Google Rolls Out Gemini, the Most Powerful AI Model
- The Guardian
Jakarta – Google officially rolled out the most powerful artificial intelligence (AI) model called Gemini. This Google-made AI is said to be able to rival ChatGPT.
Gemini is Google's latest big language model, first announced by Sundar Pichai at the I/O developer conference last June and now publicly launched.
According to Pichai and Google DeepMind CEO Demis Hassabis, this is a huge leap in AI models that will eventually affect almost all Google products.
"One of the powerful things about today is that you can work on one basic technology and make it better, and it flows directly into all our products," Sundar Pichai said.
Gemini is not just one AI model. There is a lighter version called Gemini Nano which is intended to run natively and offline on Android devices.
There's a more powerful version called Gemini Pro that will soon power many of Google's AI services and be the backbone of Bard.
There's a more capable model called Gemini Ultra which is the most powerful LLM (Large Language Model) model ever made by Google and seems to be designed primarily for data centers and enterprise applications.
Google launched these models in several ways at the moment, Bard is now supported by Gemini Pro, and Pixel 8 Pro users will get some new features thanks to Gemini Nano, (Gemini Ultra is coming next year).
Developers and enterprise customers will be able to access Gemini Pro through Google Generative AI Studio or Vertex AI on Google Cloud starting December 13, 2023.
Gemini is only available in English for now, with other languages to follow soon. But, Sundar Pichai said that it will eventually be integrated into Google's search engine, its advertising products, Chrome browser, and more, worldwide.
OpenAI launched ChatGPT a year ago, and the company and its products quickly became the biggest thing in AI.
For now, Google is trying to create most of the underlying technology behind the current AI boom, having called itself an "AI-first" organization for nearly a decade, and was so surprised by how good ChatGPT was and how quickly OpenAI's technology took over the industry, Google is finally ready to fight back.
"We've done a very deep analysis of these two systems together, and done benchmark testing," Hassabis said.
Google now runs 32 existing benchmarks to compare the two models, ranging from overall tests such as Multi-task Language Understanding to tests that compare the ability of the two models to generate Python code.
"I think we're far ahead in 30 of those 32 benchmarks," Hassabis said.
"Some of them are very narrow. Some of them are bigger," he added.
In those benchmarks (most of which are very close), Gemini's biggest advantage comes from its ability to understand and interact with video and audio.

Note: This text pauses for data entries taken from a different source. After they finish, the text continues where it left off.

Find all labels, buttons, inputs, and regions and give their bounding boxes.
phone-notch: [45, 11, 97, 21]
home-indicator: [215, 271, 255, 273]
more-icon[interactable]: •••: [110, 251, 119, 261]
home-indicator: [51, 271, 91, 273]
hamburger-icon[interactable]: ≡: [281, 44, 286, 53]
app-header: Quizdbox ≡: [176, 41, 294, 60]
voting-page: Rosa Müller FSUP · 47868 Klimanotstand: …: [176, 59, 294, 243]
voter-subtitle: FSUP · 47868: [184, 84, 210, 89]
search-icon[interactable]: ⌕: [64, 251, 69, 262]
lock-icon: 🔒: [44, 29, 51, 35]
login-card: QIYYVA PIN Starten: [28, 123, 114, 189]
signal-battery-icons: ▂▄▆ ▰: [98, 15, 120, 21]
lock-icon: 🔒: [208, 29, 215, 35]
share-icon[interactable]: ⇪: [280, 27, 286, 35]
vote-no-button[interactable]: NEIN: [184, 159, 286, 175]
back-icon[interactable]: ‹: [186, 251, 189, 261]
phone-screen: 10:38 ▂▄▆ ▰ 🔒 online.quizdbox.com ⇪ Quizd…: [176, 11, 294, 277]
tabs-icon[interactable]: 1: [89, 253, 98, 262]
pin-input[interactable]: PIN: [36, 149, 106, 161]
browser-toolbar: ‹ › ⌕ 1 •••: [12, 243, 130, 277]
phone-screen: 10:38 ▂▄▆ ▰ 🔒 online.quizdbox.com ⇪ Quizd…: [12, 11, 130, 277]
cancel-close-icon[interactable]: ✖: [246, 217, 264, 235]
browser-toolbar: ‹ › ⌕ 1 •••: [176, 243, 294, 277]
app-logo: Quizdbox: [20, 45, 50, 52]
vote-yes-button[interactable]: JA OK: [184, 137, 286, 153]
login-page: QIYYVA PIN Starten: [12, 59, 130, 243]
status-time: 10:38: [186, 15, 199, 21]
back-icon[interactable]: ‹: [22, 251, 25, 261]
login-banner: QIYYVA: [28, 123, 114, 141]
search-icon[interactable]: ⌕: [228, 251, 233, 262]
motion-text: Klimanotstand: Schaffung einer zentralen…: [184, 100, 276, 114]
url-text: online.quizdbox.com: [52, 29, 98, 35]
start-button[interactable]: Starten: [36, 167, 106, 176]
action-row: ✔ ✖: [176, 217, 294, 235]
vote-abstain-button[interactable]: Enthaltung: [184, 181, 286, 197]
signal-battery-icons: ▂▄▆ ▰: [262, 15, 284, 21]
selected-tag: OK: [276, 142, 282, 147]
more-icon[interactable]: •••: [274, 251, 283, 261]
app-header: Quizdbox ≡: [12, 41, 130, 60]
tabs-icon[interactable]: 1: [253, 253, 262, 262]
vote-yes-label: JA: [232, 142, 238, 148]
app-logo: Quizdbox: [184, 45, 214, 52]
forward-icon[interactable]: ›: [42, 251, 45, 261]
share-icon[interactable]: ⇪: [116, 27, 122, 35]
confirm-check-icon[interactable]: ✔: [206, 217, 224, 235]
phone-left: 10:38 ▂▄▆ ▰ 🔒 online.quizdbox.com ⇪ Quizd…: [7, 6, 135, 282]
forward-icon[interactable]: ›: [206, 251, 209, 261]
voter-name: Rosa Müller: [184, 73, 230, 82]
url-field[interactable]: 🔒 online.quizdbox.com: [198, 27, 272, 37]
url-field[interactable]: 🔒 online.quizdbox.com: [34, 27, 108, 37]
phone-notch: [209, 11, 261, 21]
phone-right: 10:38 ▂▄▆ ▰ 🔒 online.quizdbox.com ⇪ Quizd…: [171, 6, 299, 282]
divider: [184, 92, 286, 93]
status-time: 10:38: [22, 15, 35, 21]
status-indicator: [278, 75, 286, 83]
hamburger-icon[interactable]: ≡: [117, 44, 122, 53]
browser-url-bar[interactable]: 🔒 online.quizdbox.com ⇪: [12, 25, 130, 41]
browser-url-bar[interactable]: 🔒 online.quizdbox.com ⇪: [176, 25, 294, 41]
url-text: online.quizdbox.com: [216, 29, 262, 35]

This is very deliberate, multimodality has been part of Gemini's plan from the start. Google didn't train separate models for image and sound, like OpenAI did for DALL-E and Whisper, they built one multisensor model from scratch.
"We've always been interested in very general systems," says Hassabis.
He was particularly interested in how to combine all those modes to collect as much data as possible from a number of inputs and senses, and then provide a response with the same variety.
Currently, the basic Gemini model is text input and text output, but more advanced models like Gemini Ultra can work with images, video and audio.